1Es nahten sich ihm aber alle Zöllner und Sünder, um ihn zu hören. 2Und die Pharisäer und die Schriftgelehrten murrten und sprachen: Dieser nimmt die Sünder an und isst mit ihnen. 3Er sagte aber zu ihnen dies Gleichnis und sprach:
4„Welcher Mensch ist unter euch, der hundert Schafe hat und, wenn er eines von ihnen verliert, nicht die neunundneunzig in der Wüste lässt und geht dem verlorenen nach, bis er's findet? 5Und wenn er's gefunden hat, so legt er sich's auf die Schultern voller Freude. 6Und wenn er heimkommt, ruft er seine Freunde und Nachbarn und spricht zu ihnen: Freut euch mit mir; denn ich habe mein Schaf gefunden, das verloren war. 7Ich sage euch: So wird auch Freude im Himmel sein über einen Sünder, der Buße tut, mehr als über neunundneunzig Gerechte, die der Buße nicht bedürfen.“
8„Oder welche Frau, die zehn Silbergroschen hat und einen davon verliert, zündet nicht ein Licht an und kehrt das Haus und sucht mit Fleiß, bis sie ihn findet? 9Und wenn sie ihn gefunden hat, ruft sie ihre Freundinnen und Nachbarinnen und spricht: Freut euch mit mir; denn ich habe meinen Silbergroschen gefunden, den ich verloren hatte. 10So, sage ich euch, ist Freude vor den Engeln Gottes über einen
Sünder, der Buße tut.“ (Lukas 15,1-10, Luther 2017)
Was sind Sünder?
In der Einleitung haben wir gehört, dass sich gewisse Leute darüber ärgern, dass Jesus sich gern mit Sündern trifft und sogar mit ihnen isst. Diese Menschen sind anscheinend davon überzeugt, dass sie selber ohne Fehler sind und nur sie den richtigen Glauben an Gott haben. Um sie eines anderen zu belehren, erzählt Jesus ihnen zwei Gleichnisse. Sie handeln von einem Hirten und einer Frau, die etwas für sie ganz Wichtiges verzweifelt suchen und auch finden. Beide – sowohl Mann wie Frau – stehen dabei für Gott und seine Freude über Sünder, die Buße tun.
Aber was sind das überhaupt: Sünder? Und was sind Sünden? Geht es da um Verkehrssünden, Diätsünden, Klima- oder Umweltsünden? Oder vielleicht Parksünden und Steuersünden?
Das Erste, was vielen Christen in der Regel bei Sünde einfällt: Sünde ist, wenn eins der zehn Gebote übertreten wird. So steht es tatsächlich im Alten Testament. Dort wird ein Mensch, der sich nicht an Gottes Gebote hält, als Sünder bezeichnet – im Gegensatz zum Gerechten, der sie befolgt.
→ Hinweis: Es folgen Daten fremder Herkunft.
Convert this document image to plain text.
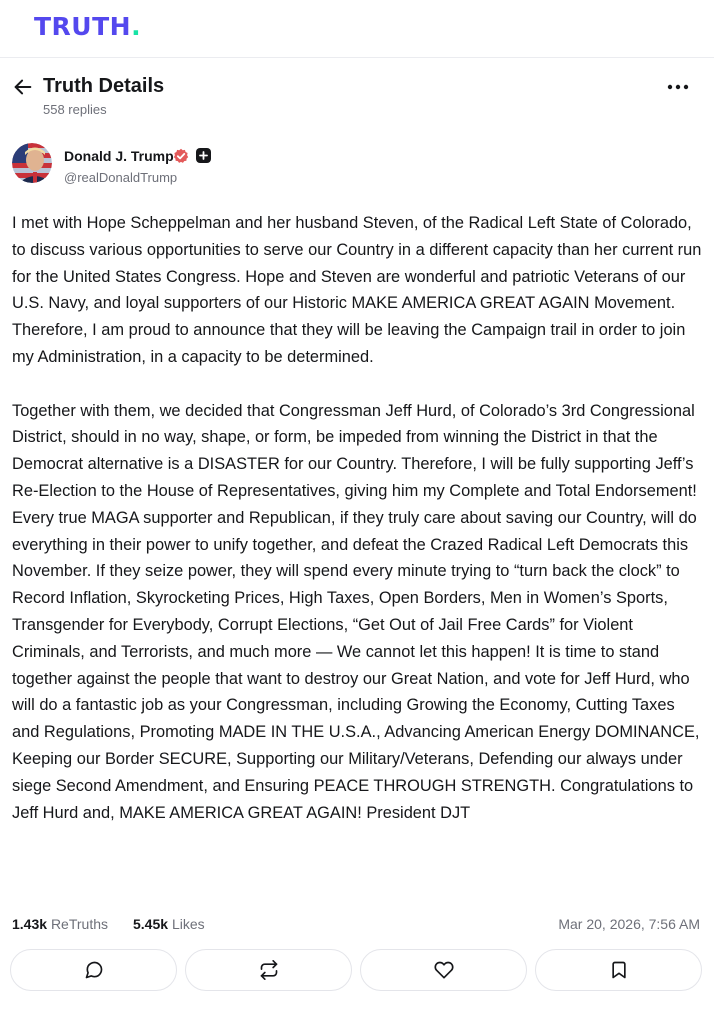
TRUTH.
Truth Details
558 replies
Donald J. Trump
@realDonaldTrump

I met with Hope Scheppelman and her husband Steven, of the Radical Left State of Colorado, to discuss various opportunities to serve our Country in a different capacity than her current run for the United States Congress. Hope and Steven are wonderful and patriotic Veterans of our U.S. Navy, and loyal supporters of our Historic MAKE AMERICA GREAT AGAIN Movement. Therefore, I am proud to announce that they will be leaving the Campaign trail in order to join my Administration, in a capacity to be determined.

Together with them, we decided that Congressman Jeff Hurd, of Colorado’s 3rd Congressional District, should in no way, shape, or form, be impeded from winning the District in that the Democrat alternative is a DISASTER for our Country. Therefore, I will be fully supporting Jeff’s Re-Election to the House of Representatives, giving him my Complete and Total Endorsement! Every true MAGA supporter and Republican, if they truly care about saving our Country, will do everything in their power to unify together, and defeat the Crazed Radical Left Democrats this November. If they seize power, they will spend every minute trying to “turn back the clock” to Record Inflation, Skyrocketing Prices, High Taxes, Open Borders, Men in Women’s Sports, Transgender for Everybody, Corrupt Elections, “Get Out of Jail Free Cards” for Violent Criminals, and Terrorists, and much more — We cannot let this happen! It is time to stand together against the people that want to destroy our Great Nation, and vote for Jeff Hurd, who will do a fantastic job as your Congressman, including Growing the Economy, Cutting Taxes and Regulations, Promoting MADE IN THE U.S.A., Advancing American Energy DOMINANCE, Keeping our Border SECURE, Supporting our Military/Veterans, Defending our always under siege Second Amendment, and Ensuring PEACE THROUGH STRENGTH. Congratulations to Jeff Hurd and, MAKE AMERICA GREAT AGAIN! President DJT

1.43k ReTruths 5.45k Likes	Mar 20, 2026, 7:56 AM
Zu welchen gehören denn wir? Wenn wir an die zehn Gebote denken, dann sind wir zuerst einmal nicht wirklich schuldbewusst. Schließlich haben wir niemanden umgebracht, stehlen tun wir auch nicht und wir erzählen auch keine falschen Geschichten über andere. Außerdem sind wir nett zu unseren Eltern, wenigstens meistens. Und dass wir den Sonntag heilig halten, das beweisen wir mit unserer Anwesenheit im Gottesdienst. Aber wie ist es mit dem Neid auf das, was andere haben und wir nicht?
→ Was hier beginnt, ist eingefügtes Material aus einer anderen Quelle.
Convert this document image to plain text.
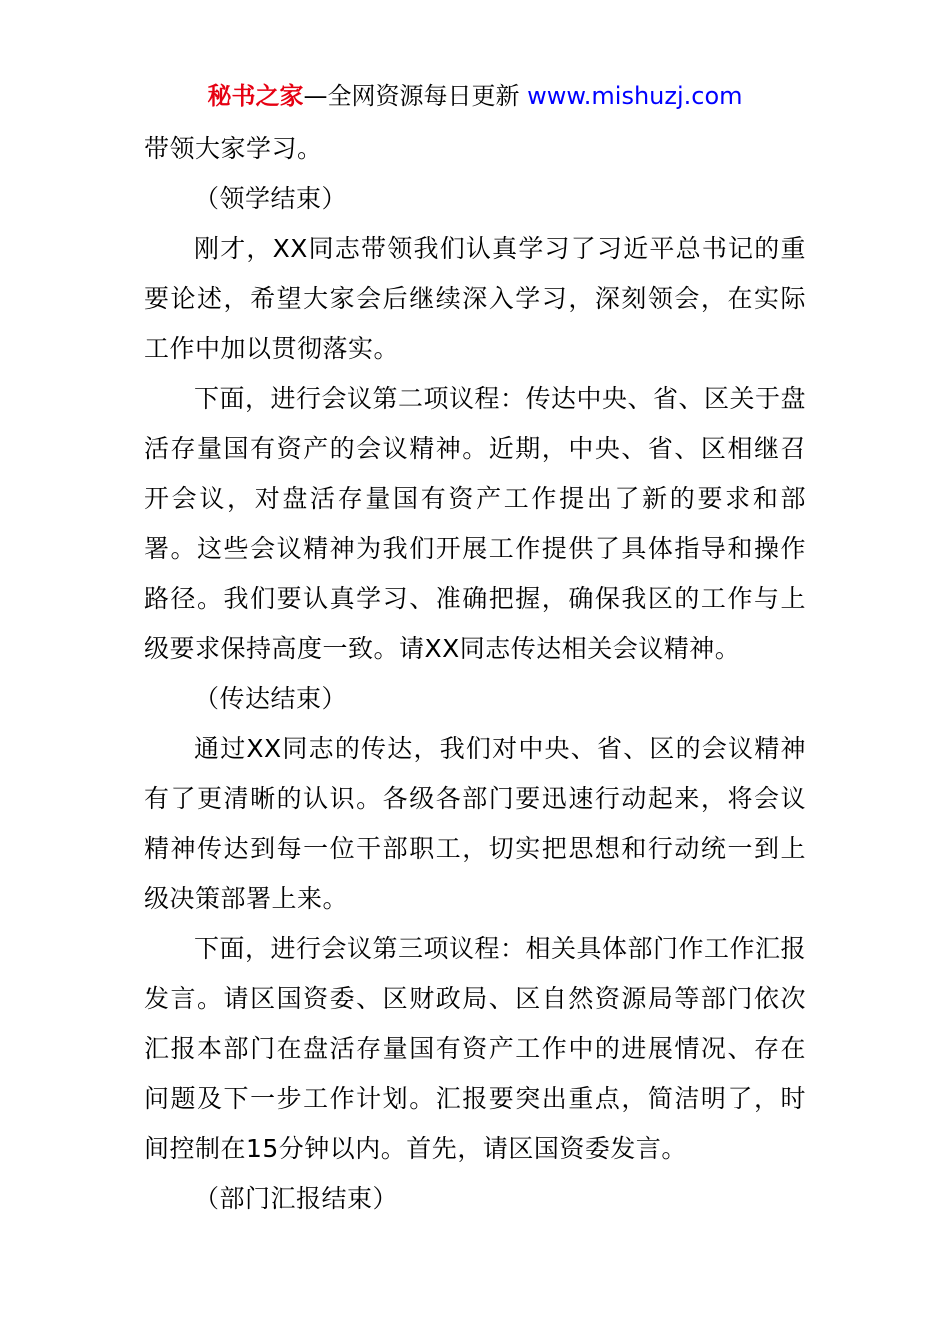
秘书之家—全网资源每日更新 www.mishuzj.com

带领大家学习。

（领学结束）

刚才，XX同志带领我们认真学习了习近平总书记的重要论述，希望大家会后继续深入学习，深刻领会，在实际工作中加以贯彻落实。

下面，进行会议第二项议程：传达中央、省、区关于盘活存量国有资产的会议精神。近期，中央、省、区相继召开会议，对盘活存量国有资产工作提出了新的要求和部署。这些会议精神为我们开展工作提供了具体指导和操作路径。我们要认真学习、准确把握，确保我区的工作与上级要求保持高度一致。请XX同志传达相关会议精神。

（传达结束）

通过XX同志的传达，我们对中央、省、区的会议精神有了更清晰的认识。各级各部门要迅速行动起来，将会议精神传达到每一位干部职工，切实把思想和行动统一到上级决策部署上来。

下面，进行会议第三项议程：相关具体部门作工作汇报发言。请区国资委、区财政局、区自然资源局等部门依次汇报本部门在盘活存量国有资产工作中的进展情况、存在问题及下一步工作计划。汇报要突出重点，简洁明了，时间控制在15分钟以内。首先，请区国资委发言。

（部门汇报结束）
Und vor allem: Wie ist es mit dem ersten Gebot? Nämlich keine anderen Götter zu haben? Ist uns wirklich nichts wichtiger als Gott?
Wenn wir uns Jesu Antwort auf die Frage nach dem wichtigsten Gebot anschauen, dann wird es noch schwieriger: „Das höchste Gebot ist das: ‚Höre, Israel, der Herr, unser Gott, ist der einzige Herr. Darum sollst du den Herrn, deinen Gott, lieben mit deinem ganzen Herzen, mit deiner ganzen Seele, mit deinem ganzen Verstand und mit all deiner Kraft.‘“ (5. Mose 6,4-5). Und Jesus fügt noch hinzu: „Das andere ist dies: ‚Du sollst deinen Nächsten lieben wie dich selbst. (3. Mose 19,18). Es ist kein anderes Gebot größer als diese.‘“ (Markus 12,29-31, Zürcher Bibel).
Tun wir das? Können wir das? Gott lieben mit unserem ganzen Herzen, unserer ganzen Seele, auch unserem ganzen Verstand und all unseren Kräften? Und alle Menschen, die uns brauchen, ebenso wie uns selbst? Halten wir uns tatsächlich an diese beiden Gebote? Sind wir Sünder oder Gerechte?
Was ist Sünde?
Schauen wir in die Bibel, was dort das Wort Sünde bedeutet: Die drei häufigsten Sündenbegriffe im Alten Testament, das ja ursprünglich in Hebräisch verfasst wurde, bedeuten übersetzt „verdrehen“, „auflehnen“ und vor allem „das Verfehlen einer Zielmarkierung“. So ähnlich lautet auch die Version im griechischen Neuen Testament, nämlich „das Nichttreffen eines Ziels“.
Das würde aber dann heißen, dass Sünde nicht nur ein Aufbegehren oder Ungehorsam gegenüber Gott und seinem Willen ist, sondern ein Verfehlen, ein Nicht-Erreichen dessen, was Gott uns eigentlich zugedacht hätte. Sünde bedeutet damit, dass wir unsere Lebensbestimmung nicht erreichen, dass wir nicht so werden, wie Gott uns in seiner Liebe gedacht hat, als er uns ins Leben rief – und das, weil wir uns zu weit von ihm entfernen oder entfernt haben.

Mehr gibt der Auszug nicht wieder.